At any given time, these documents typically show between 1 and 5 active viewers, suggesting the scam is circulating.

The fake guide provides instructions to visit Swapzone.io and manually load a Bitcoin node by executing JavaScript directly in their browser's address bar.

The instructions tell victims to visit a URL on paste[.]sh and copy a JavaScript snippet hosted on the page.

The guide then tells the reader to go back to the SwapZone tab, click on the address bar, type javascript:, and then paste the code. When the code has been pasted into the address, they state to press Enter on your keyboard to execute it, as explained below.

This technique abuses the browser's 'javascript:' URI feature, which allows users to execute JavaScript from the address on the currently loaded website.

By convincing victims to run this code on Swapzone.io, attackers can manipulate the page and alter the swap process.

BleepingComputer's analysis of the malicious script hosted at paste[.]sh shows that it loads a secondary payload from https://rawtext[.]host/raw?btulo3.

This heavily obfuscated script is injected directly into the Swapzone page, overriding the legitimate Next.js script used for handling Bitcoin swaps to hijack the swap interface.

The malicious script includes embedded Bitcoin addresses, which are randomly selected and injected into the swap process, replacing the legitimate deposit address generated by the exchange.

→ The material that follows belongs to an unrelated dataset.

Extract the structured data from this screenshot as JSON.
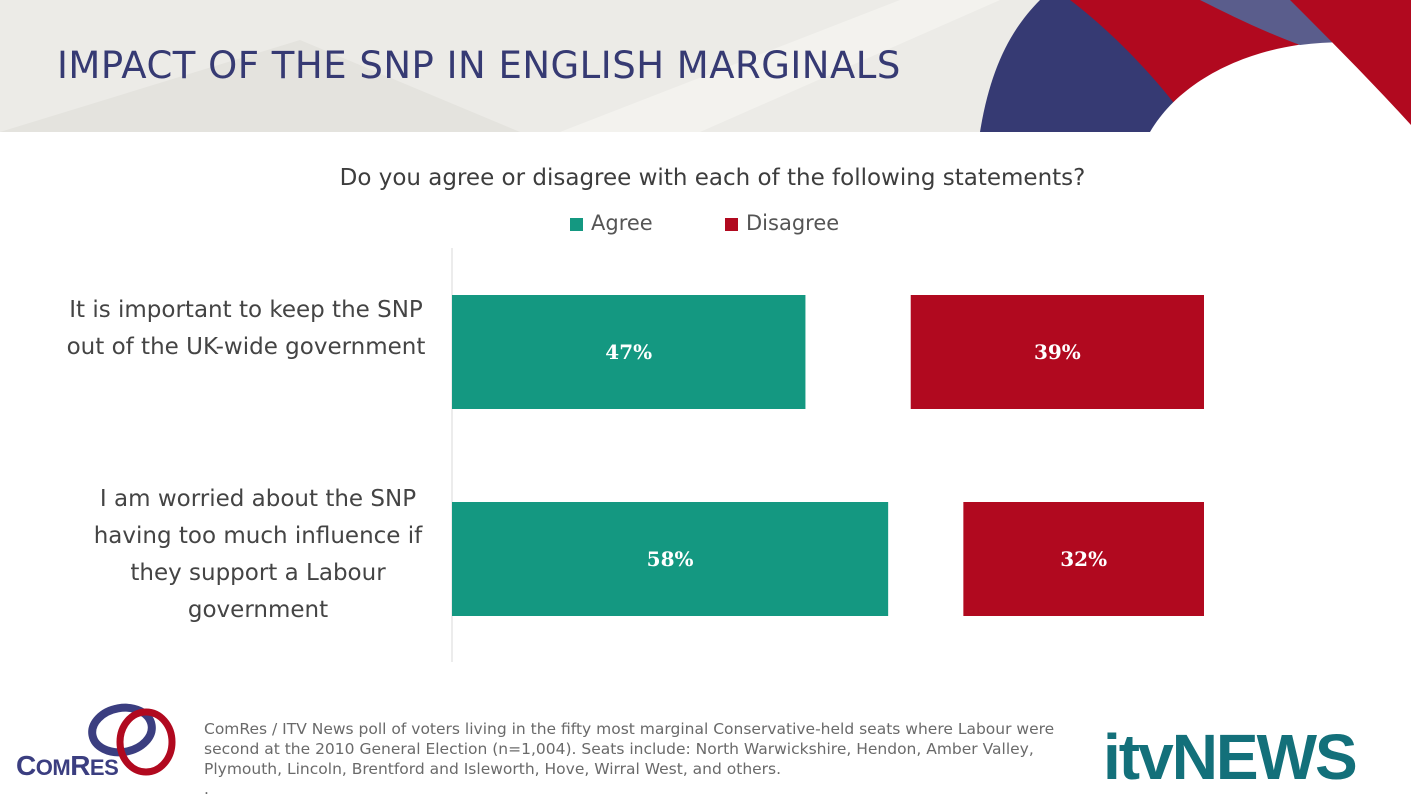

Because the code executes within the Swapzone.io session, victims see a legitimate interface but end up copying and sending funds to attacker-controlled Bitcoin wallets.

In addition to replacing the deposit address, BleepingComputer was told that the script modifies displayed exchange rates and offer values, making it feel like the alleged arbitrage exploit is actually working.

Unfortunately, as Bitcoin transactions cannot be reversed, if you fell for this scam, there is no easy way to recover your money.

A novel ClickFix variant

This campaign is a variant of the ClickFix attacks, a social engineering technique that tricks users into executing malicious commands on their computer, typically to install malware.

Normally, ClickFix attacks target operating systems by telling victims to run PowerShell commands or shell scripts to fix alleged errors or enable functionality.

In this case, instead of targeting the operating system, the attackers instruct victims to execute JavaScript directly in their browser while visiting a cryptocurrency exchange service.

This allows the malicious code to modify the page and intercept transaction details.

This may represent one of the first reported ClickFix-style attacks specifically designed to use JavaScript in the browser and steal cryptocurrency.